Item 5(a) - (c) of the Schedule 13D is hereby amended and supplemented as follows: (a, b) As of the date hereof, each of the Reporting Persons may be deemed to have beneficial ownership, shared voting power and shared dispositive power with regard to 2,043,666 shares of New Common Stock held by the Clients, which represents approximately 5.4% of shares of New Common Stock outstanding. The foregoing beneficial ownership percentage is based on a total of 37,566,668 shares of New Common Stock outstanding as of August 5 , 2024, as reported in the Issuer's Quarterly Report on Form 10-Q filed on August 7 , 2024. (c) Except for the transactions listed in Exhibit 5 to this Amendment No. 3, there have been no transactions in the shares of New Common Stock by the Reporting Persons during the past sixty days. Item 7. Material to be Filed as Exhibits

of the Schedule 13D is hereby amended and supplemented as follows

Item 7 of the Schedule 13D is hereby amended and supplemented as follows: Exhibit 5 Schedule of Transactions, in response to Item 5(c). CUSIP No: 253651202 SCHEDULE 13D Page 5 of 5 pages SIGNATURE After reasonable inquiry and to the best of my knowledge and belief, I certify that the information set forth in this statement is true, complete and correct.
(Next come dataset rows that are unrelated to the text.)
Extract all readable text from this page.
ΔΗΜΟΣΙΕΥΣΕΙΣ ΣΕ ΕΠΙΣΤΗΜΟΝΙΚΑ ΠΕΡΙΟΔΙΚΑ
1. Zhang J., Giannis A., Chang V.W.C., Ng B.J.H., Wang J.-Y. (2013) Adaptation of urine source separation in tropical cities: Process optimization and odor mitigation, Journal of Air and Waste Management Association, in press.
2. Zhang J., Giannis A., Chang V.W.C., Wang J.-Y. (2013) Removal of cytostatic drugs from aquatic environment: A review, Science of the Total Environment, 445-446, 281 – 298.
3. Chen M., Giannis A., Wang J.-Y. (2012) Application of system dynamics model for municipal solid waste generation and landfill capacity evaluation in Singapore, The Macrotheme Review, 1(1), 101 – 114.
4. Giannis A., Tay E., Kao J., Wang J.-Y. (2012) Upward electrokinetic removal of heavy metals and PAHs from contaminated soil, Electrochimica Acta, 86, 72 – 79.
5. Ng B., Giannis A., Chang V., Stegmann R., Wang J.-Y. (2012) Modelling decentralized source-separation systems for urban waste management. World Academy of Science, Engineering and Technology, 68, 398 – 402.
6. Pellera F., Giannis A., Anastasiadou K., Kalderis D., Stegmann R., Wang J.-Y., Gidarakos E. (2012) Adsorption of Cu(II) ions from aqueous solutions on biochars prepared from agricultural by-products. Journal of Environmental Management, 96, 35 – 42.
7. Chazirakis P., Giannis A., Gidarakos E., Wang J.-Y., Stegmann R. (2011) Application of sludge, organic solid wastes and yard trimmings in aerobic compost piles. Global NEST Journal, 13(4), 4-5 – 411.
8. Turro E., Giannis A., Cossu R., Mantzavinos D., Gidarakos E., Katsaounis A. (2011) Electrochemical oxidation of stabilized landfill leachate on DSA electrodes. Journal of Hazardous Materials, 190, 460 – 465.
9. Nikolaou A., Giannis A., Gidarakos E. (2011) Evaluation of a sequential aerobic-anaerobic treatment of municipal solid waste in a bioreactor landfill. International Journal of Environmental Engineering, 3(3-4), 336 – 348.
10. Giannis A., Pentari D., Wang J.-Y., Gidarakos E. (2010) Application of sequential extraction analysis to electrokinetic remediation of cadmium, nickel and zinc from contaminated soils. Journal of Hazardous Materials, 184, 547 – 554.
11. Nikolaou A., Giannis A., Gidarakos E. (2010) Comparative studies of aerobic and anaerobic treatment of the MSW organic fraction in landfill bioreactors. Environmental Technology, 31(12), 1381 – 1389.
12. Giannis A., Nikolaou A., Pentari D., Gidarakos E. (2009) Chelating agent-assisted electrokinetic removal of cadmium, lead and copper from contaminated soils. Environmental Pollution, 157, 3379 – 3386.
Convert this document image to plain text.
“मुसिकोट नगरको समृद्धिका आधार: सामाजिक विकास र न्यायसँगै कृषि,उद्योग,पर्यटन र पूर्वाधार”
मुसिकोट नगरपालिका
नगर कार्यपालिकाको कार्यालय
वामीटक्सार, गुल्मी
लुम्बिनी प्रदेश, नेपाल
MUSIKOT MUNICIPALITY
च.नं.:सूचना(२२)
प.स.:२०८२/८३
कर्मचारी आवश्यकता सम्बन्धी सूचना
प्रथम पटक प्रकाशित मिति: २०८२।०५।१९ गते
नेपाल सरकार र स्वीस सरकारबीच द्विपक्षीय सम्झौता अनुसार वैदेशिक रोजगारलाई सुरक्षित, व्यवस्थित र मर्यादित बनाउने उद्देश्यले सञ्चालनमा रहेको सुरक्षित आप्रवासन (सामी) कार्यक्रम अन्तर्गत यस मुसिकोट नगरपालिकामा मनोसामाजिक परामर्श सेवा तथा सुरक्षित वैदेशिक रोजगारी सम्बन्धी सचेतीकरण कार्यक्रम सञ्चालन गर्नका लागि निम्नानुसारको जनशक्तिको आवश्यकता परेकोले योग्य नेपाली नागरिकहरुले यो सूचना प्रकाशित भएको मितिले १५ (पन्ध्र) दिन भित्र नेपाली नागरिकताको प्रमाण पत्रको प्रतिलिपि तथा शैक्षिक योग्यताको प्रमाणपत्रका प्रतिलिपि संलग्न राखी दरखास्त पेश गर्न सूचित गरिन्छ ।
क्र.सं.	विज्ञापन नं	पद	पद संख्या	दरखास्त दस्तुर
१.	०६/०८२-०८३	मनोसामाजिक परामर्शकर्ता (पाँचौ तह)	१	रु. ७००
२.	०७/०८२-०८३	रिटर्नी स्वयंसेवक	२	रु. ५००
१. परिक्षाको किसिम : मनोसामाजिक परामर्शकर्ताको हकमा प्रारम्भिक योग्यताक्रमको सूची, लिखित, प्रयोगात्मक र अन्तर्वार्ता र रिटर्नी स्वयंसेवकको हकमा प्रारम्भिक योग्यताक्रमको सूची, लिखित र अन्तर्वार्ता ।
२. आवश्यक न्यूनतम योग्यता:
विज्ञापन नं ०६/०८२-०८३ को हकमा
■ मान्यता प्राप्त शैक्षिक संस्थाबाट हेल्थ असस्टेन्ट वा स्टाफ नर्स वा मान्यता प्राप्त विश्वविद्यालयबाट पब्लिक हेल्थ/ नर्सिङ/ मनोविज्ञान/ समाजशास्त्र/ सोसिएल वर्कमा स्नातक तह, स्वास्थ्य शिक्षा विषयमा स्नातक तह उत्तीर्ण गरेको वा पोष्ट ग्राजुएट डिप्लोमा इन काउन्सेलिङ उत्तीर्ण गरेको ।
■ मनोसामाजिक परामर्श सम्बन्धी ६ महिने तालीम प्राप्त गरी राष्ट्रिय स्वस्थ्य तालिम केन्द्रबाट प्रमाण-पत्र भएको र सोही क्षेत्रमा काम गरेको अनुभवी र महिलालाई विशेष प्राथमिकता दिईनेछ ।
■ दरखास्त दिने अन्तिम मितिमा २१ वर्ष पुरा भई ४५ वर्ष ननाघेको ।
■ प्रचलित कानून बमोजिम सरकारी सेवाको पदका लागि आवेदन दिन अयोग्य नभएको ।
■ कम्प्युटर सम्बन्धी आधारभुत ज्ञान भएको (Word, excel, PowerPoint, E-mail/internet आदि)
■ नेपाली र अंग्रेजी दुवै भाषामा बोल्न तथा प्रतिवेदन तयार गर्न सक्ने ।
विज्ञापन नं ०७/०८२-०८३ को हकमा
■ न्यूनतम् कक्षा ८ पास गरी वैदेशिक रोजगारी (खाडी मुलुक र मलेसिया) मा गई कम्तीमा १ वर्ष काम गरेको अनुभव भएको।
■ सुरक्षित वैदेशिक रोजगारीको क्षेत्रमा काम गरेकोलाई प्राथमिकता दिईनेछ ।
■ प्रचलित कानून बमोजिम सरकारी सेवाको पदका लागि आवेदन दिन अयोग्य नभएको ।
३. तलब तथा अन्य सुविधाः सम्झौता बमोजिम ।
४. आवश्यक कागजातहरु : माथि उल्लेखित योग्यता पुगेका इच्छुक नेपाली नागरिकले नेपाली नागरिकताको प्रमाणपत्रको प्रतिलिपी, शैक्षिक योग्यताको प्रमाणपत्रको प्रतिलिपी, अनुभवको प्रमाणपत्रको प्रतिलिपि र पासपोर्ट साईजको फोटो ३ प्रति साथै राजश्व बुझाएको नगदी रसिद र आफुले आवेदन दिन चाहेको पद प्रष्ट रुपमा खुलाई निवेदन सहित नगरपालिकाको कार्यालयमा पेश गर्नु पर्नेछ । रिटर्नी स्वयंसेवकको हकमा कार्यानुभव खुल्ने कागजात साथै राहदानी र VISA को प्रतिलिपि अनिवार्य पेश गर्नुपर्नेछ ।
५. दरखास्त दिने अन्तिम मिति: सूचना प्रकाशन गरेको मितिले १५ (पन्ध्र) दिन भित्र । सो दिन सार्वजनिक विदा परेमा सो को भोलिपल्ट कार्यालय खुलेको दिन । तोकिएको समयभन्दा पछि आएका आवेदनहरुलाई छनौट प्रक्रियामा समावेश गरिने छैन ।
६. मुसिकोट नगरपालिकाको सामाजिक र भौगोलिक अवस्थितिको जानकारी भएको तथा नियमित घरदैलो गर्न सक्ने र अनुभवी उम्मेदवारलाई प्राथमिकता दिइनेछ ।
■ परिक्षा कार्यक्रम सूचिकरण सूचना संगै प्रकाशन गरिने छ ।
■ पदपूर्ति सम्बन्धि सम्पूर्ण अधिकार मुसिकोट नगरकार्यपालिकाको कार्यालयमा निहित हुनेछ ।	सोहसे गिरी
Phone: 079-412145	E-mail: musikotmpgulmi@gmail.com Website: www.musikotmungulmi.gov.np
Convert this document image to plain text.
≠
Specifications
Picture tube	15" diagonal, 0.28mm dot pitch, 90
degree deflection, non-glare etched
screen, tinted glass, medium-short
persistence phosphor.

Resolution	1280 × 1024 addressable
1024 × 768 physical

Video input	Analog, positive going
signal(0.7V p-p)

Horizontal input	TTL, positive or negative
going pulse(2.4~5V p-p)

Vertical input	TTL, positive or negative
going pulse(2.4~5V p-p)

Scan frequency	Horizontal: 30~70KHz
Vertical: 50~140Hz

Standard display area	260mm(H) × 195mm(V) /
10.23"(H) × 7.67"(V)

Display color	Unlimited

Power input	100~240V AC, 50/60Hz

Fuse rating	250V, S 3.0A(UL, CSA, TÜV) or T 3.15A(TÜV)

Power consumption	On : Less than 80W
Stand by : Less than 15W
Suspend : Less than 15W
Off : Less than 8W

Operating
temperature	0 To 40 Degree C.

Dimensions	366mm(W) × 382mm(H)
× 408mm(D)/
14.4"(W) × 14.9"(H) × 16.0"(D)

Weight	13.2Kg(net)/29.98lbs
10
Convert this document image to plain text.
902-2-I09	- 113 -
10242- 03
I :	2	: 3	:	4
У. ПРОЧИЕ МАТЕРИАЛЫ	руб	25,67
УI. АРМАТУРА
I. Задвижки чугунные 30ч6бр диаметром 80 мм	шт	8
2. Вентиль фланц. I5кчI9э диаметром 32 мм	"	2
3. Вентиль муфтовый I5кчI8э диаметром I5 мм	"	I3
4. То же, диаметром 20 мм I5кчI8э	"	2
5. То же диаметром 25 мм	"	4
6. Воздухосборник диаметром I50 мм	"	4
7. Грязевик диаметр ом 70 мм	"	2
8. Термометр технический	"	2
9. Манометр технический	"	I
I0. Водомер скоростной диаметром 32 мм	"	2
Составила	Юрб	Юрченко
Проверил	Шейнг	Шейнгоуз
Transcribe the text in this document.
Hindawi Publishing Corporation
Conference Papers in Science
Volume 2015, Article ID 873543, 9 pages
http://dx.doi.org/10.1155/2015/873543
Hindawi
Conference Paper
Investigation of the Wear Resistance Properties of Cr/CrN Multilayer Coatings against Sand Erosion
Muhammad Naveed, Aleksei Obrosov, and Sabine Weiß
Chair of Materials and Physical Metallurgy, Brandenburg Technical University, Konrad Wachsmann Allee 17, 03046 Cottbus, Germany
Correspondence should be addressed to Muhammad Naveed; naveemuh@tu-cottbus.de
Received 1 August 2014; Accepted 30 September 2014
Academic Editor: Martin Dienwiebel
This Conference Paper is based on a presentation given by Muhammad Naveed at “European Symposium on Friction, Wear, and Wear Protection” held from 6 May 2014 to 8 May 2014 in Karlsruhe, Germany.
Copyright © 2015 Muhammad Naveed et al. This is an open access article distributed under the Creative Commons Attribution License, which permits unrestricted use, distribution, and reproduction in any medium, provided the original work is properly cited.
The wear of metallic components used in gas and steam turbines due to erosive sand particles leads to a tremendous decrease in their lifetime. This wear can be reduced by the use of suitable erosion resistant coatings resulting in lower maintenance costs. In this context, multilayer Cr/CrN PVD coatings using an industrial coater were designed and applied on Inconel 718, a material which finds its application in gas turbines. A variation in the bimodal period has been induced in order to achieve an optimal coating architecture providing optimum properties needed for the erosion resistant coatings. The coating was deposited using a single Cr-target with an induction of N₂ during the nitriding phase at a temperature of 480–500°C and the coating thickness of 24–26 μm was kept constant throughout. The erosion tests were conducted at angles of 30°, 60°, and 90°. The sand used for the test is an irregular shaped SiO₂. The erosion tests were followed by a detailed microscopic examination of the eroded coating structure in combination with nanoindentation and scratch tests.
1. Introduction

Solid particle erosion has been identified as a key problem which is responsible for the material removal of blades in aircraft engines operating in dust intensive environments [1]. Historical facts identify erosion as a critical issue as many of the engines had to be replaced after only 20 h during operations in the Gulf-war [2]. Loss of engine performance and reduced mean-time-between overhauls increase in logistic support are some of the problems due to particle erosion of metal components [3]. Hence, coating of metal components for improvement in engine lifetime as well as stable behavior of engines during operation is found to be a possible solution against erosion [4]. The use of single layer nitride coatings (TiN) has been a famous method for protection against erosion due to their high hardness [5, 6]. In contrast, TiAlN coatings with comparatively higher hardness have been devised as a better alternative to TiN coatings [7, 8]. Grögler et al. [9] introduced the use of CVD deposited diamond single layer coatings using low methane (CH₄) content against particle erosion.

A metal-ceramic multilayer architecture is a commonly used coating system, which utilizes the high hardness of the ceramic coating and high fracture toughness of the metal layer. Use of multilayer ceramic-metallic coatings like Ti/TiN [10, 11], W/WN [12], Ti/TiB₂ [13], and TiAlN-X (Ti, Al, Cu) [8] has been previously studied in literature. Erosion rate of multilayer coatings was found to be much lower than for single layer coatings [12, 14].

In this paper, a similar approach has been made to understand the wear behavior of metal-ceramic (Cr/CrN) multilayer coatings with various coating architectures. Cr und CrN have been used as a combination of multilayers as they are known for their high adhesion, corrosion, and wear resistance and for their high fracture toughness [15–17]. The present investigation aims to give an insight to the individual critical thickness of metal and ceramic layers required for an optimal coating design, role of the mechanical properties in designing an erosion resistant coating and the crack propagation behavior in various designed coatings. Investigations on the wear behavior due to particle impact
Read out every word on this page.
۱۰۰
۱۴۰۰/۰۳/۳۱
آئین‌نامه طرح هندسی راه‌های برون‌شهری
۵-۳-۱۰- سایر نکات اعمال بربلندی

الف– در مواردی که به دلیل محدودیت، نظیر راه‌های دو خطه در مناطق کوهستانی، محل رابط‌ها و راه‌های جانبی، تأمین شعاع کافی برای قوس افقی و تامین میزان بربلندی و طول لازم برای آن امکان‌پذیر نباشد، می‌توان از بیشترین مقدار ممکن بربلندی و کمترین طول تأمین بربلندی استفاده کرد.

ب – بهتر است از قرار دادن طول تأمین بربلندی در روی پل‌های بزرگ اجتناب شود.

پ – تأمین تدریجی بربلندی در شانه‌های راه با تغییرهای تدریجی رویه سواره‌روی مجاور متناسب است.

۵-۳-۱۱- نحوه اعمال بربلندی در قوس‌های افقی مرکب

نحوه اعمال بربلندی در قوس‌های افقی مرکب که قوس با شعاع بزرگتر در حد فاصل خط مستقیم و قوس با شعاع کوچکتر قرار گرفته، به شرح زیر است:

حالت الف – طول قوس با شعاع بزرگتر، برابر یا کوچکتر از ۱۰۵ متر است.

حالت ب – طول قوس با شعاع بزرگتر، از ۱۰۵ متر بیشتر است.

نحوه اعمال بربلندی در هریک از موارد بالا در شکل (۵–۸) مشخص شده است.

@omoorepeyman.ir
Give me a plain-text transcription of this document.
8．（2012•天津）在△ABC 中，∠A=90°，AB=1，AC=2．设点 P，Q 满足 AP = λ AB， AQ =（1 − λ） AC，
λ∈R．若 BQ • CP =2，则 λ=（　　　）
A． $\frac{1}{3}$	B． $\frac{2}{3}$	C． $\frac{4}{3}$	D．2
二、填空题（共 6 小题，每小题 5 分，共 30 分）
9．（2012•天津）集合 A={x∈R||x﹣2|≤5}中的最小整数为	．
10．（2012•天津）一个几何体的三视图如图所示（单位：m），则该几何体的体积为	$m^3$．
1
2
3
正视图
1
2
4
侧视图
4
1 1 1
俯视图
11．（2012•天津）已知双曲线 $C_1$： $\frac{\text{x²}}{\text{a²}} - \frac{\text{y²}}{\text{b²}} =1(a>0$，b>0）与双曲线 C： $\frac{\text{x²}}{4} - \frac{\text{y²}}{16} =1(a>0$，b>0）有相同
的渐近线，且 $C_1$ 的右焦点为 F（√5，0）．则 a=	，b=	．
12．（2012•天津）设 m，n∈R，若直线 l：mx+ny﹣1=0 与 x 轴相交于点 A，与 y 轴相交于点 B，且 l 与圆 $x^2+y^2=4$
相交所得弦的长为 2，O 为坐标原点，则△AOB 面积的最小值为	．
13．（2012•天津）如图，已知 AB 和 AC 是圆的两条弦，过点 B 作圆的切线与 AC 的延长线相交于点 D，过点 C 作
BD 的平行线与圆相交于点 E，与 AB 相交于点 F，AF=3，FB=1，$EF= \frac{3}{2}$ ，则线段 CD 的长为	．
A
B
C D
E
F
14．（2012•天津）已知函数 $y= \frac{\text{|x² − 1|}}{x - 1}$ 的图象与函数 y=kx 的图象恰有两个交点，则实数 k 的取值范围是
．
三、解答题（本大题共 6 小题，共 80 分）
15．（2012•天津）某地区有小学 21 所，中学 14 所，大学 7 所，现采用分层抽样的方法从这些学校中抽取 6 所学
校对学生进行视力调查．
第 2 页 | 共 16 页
Beach Point Capital Management LP By: /s/ Lawrence M. Goldman Name: Lawrence M. Goldman Title: Chief Administrative Officer Beach Point GP LLC By: /s/ Lawrence M. Goldman Name: Lawrence M. Goldman Title: Chief Administrative Officer October 2, 2024 Attention: Intentional misstatements or omissions of fact constitute federal violations (see 18 U.S.C. 1001).